Holocaust-Mahnmal (Frühjahr 2004)

Aufbau

 
Das Mahnmal von oben gesehen

Auf der gewellten Grundfläche wurden 2711 innen hohle und zwischen 0,5° und 2° geneigte Betonquader (Stelen) in parallelen Reihen aufgestellt (54 Nord-Süd- und 86 Ost-West-Achsen). Die Stelen sind bei identischem Grundriss (2,38 mal 0,95 Meter) unterschiedlich hoch, zwischen ebenerdig (112 Stück im Gehweg) und 4,7 Meter. Von den nicht-ebenerdigen Stelen sind 367 kleiner als ein Meter, 869 haben Höhen von ein bis zwei Metern, 491 Stelen sind zwischen zwei und drei Metern hoch, 569 Stelen haben eine Höhe zwischen drei und vier Metern und 303 sind größer als vier Meter.
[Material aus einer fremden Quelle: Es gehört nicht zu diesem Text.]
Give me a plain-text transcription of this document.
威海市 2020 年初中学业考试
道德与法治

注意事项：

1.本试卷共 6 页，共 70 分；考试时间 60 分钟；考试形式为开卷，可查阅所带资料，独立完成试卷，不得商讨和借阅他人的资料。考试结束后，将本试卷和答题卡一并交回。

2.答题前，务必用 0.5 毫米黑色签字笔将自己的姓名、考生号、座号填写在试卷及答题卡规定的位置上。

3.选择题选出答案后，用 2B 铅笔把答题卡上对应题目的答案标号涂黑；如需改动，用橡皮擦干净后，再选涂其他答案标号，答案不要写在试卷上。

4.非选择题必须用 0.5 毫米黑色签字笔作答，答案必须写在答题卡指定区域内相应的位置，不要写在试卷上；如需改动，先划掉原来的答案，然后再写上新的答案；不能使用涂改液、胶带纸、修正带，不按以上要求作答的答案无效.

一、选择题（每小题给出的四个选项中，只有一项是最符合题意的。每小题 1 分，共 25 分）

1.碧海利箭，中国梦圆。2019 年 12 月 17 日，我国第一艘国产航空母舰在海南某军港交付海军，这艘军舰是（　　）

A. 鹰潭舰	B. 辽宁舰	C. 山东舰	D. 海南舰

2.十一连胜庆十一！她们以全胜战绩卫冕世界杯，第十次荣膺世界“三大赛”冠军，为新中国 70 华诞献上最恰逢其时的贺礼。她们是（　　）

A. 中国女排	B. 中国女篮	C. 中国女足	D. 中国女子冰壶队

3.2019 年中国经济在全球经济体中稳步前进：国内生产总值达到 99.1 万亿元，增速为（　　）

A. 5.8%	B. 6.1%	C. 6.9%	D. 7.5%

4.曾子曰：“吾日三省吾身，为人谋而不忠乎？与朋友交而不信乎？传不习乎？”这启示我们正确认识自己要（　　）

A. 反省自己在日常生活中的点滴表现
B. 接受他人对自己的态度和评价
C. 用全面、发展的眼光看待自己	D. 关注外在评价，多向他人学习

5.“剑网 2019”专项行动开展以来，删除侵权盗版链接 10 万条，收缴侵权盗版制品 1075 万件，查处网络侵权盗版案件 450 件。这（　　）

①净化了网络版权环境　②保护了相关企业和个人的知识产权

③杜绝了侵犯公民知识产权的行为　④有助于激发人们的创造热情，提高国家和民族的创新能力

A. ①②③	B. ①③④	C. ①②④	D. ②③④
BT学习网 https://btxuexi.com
Das durchschnittliche Gewicht einer einzelnen Stele beträgt ungefähr acht Tonnen. Die höchste wiegt etwa 16 Tonnen. In einem mehrstufigen Verfahren sind die Stelen speziell oberflächenbehandelt, um einfache Entfernung von Graffiti zu gewährleisten. Es befinden sich 41 Bäume im Stelenfeld. Die gepflasterte 13.100 m² große Bodenfläche führt unter das Niveau der umgebenden Straßen. Die gleichmäßig 0,95 Meter schmalen Gänge zwischen den Stelen sind für die Besucher voll begehbar.

Die Zahl von 2711 Stelen hat nach Auskunft der Denkmals-Stiftung keine symbolische Bedeutung, sondern ergibt sich aus den Maßen, die der Architekt für diesen Standort wählte.

Ein unterirdisches, 930 m² großes Museum (Ort der Information) ergänzt den Komplex. Es enthält unter anderem eine Liste aller Namen der bekannten jüdischen Holocaustopfer. Es besteht aus Ausstellungsräumen (778 m²), Vortragsräumen (106 m²) und einem Buchladen (46 m²).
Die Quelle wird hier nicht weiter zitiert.